Kaffee aus der Nase

Kaffee aus der Nase

Gestern Nachmittag ist mir der Kaffee aus der Nase herausgekommen. »Jetzt ist es soweit«, hatte die Weibin in unserem Haus gerufen, »ich alarmier schon mal die Leute.« Wen sie mit Leute meinte, kann ich nur vermuten, ich tippe auf Angehörige heilender Berufe, auch Kesselflicker kämen in die engere Wahl, wenn man die Abdichtung meiner Nasenleckage als dringendste Maßnahme ansieht, Sanitärfachkräfte sowieso von wegen sanitär und Sanitäter, die Verwandtschaft sticht in die Globoli, wie komme ich darauf, ach, weil Globolikügelchen ausschauen wie Pupillen bei direktem Lichteinstrahl, sagen wir Verhör zweiten Grades, gleißender Scheinwerfer, fiese Unholdstimme: ›Gestehen sie oder ich schalte auf 2000 Watt um‹, da überlegt man nicht lange und lässt den Plauderton erklingen, denn wer hat schon Lust auf Gehirnwäsche, Elektroschocks, Berieselung mit Foltermusik (Helene Fischer) oder Waterboarding (dagegen kann sich der Kretschmann mit seinem Waschlappen einen reiben).

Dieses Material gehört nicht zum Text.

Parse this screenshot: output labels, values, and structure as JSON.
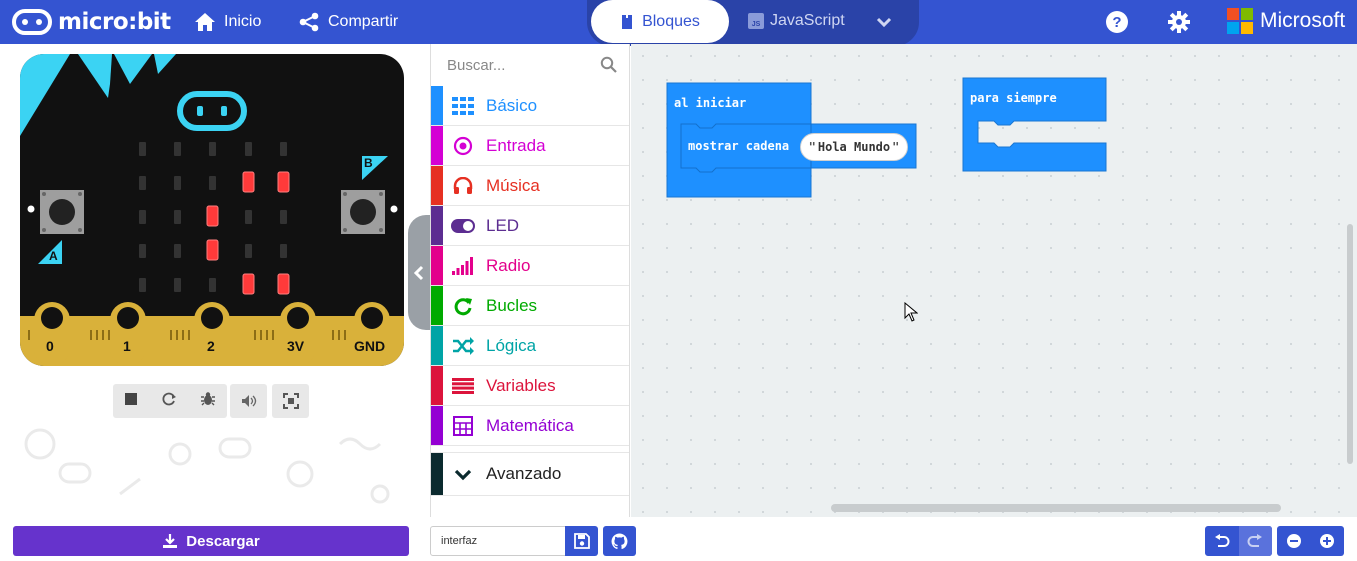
{
  "header": {
    "logo_text": "micro:bit",
    "home_label": "Inicio",
    "share_label": "Compartir",
    "tab_blocks": "Bloques",
    "tab_javascript": "JavaScript",
    "brand": "Microsoft",
    "colors": {
      "bar": "#3454d1"
    }
  },
  "simulator": {
    "pins": [
      "0",
      "1",
      "2",
      "3V",
      "GND"
    ],
    "button_a": "A",
    "button_b": "B",
    "controls": [
      "stop-icon",
      "restart-icon",
      "debug-icon",
      "sound-icon",
      "fullscreen-icon"
    ]
  },
  "toolbox": {
    "search_placeholder": "Buscar...",
    "categories": [
      {
        "label": "Básico",
        "color": "#1e90ff",
        "icon": "grid-icon"
      },
      {
        "label": "Entrada",
        "color": "#d400d4",
        "icon": "target-icon"
      },
      {
        "label": "Música",
        "color": "#e63022",
        "icon": "headphones-icon"
      },
      {
        "label": "LED",
        "color": "#5c2d91",
        "icon": "toggle-icon"
      },
      {
        "label": "Radio",
        "color": "#e3008c",
        "icon": "signal-icon"
      },
      {
        "label": "Bucles",
        "color": "#00aa00",
        "icon": "refresh-icon"
      },
      {
        "label": "Lógica",
        "color": "#00a4a6",
        "icon": "shuffle-icon"
      },
      {
        "label": "Variables",
        "color": "#dc143c",
        "icon": "lines-icon"
      },
      {
        "label": "Matemática",
        "color": "#9400d3",
        "icon": "calculator-icon"
      }
    ],
    "advanced_label": "Avanzado"
  },
  "workspace": {
    "on_start_label": "al iniciar",
    "show_string_label": "mostrar cadena",
    "string_value": "Hola Mundo",
    "forever_label": "para siempre"
  },
  "footer": {
    "download_label": "Descargar",
    "project_name": "interfaz"
  }
}
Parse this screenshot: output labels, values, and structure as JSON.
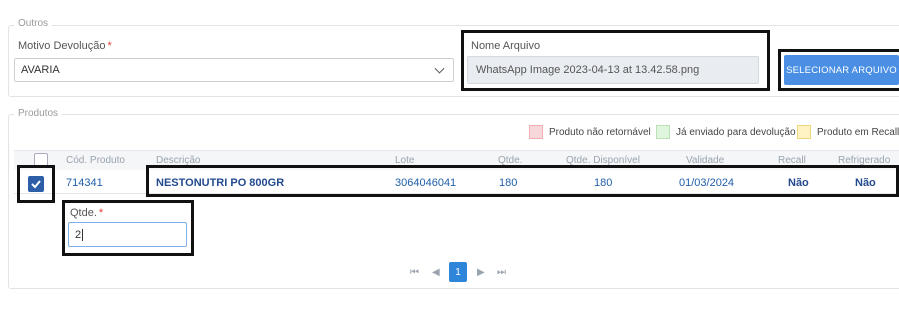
{
  "outros": {
    "legend": "Outros",
    "motivo_label": "Motivo Devolução",
    "motivo_required": "*",
    "motivo_value": "AVARIA",
    "nome_arquivo_label": "Nome Arquivo",
    "nome_arquivo_value": "WhatsApp Image 2023-04-13 at 13.42.58.png",
    "select_button": "SELECIONAR ARQUIVO"
  },
  "produtos": {
    "legend": "Produtos",
    "status_legend": [
      {
        "label": "Produto não retornável",
        "color": "#f8d7da",
        "border": "#f1aeb5"
      },
      {
        "label": "Já enviado para devolução",
        "color": "#dff5dd",
        "border": "#b8e2b3"
      },
      {
        "label": "Produto em Recall",
        "color": "#fff3c4",
        "border": "#f0d77a"
      }
    ],
    "columns": [
      "Cód. Produto",
      "Descrição",
      "Lote",
      "Qtde.",
      "Qtde. Disponível",
      "Validade",
      "Recall",
      "Refrigerado"
    ],
    "row": {
      "codigo": "714341",
      "descricao": "NESTONUTRI PO 800GR",
      "lote": "3064046041",
      "qtde": "180",
      "qtde_disponivel": "180",
      "validade": "01/03/2024",
      "recall": "Não",
      "refrigerado": "Não",
      "selected": true
    },
    "qtde_label": "Qtde.",
    "qtde_required": "*",
    "qtde_value": "2"
  },
  "pagination": {
    "first": "⏮",
    "prev": "◀",
    "current": "1",
    "next": "▶",
    "last": "⏭"
  }
}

Den Kaffee hatte ich mit geschlossenen Lippen runterschlucken wollen, wie es hier der Brauch ist. Konventionen sind mir wichtig. Nicht bedacht hatte ich, dass es eine interne Verbindung zwischen Hals und Nase gibt, die, bevor ich den Schluckvorgang in die Wege leiten konnte, ihre Pforten öffnete, und da war es geschehen.

Statt der ominösen ›Leute‹ hatte die Weibin jetzt Katja in der Leitung, Kollege Klöppers Frau. Die mit den Ratschlägen, deretwegen die Müllabfuhr einen weiten Bogen um ihr Haus macht und der Briefträger die Post beim Nachbarn einsteckt. »Hau ihn auf den Rücken, dann löst sich der Schleim«, gab die Weibin die frohe Kunde an mich weiter als Vorwarnung kommender handgreiflicher Misshelligkeiten. Da hatte sie schon ausgeführt, und mir flog die Brille von der Nase.

Mir wurde es zu dumm. Ich riss den Hörer an mich und verlangte den Klöpper, aber subito. Der war sauer. Weil Katja sauer war. Katja war sauer, weil ich den Macho habe raushängen lassen. Die Weibin war auch sauer. Wegen des Kaffeeflecks auf der Tischdecke (wir besitzen keine Tischdecke, aber als Argument ist die Tischdecke immer zur Hand, wenn ich kleckere). Dabei sollte sie mir dankbar sein. Es hätte auch Rotwein aus meiner Nase sprudeln können. Versuch mal, die Flecken zu beseitigen, da sage ich nur Halleluja.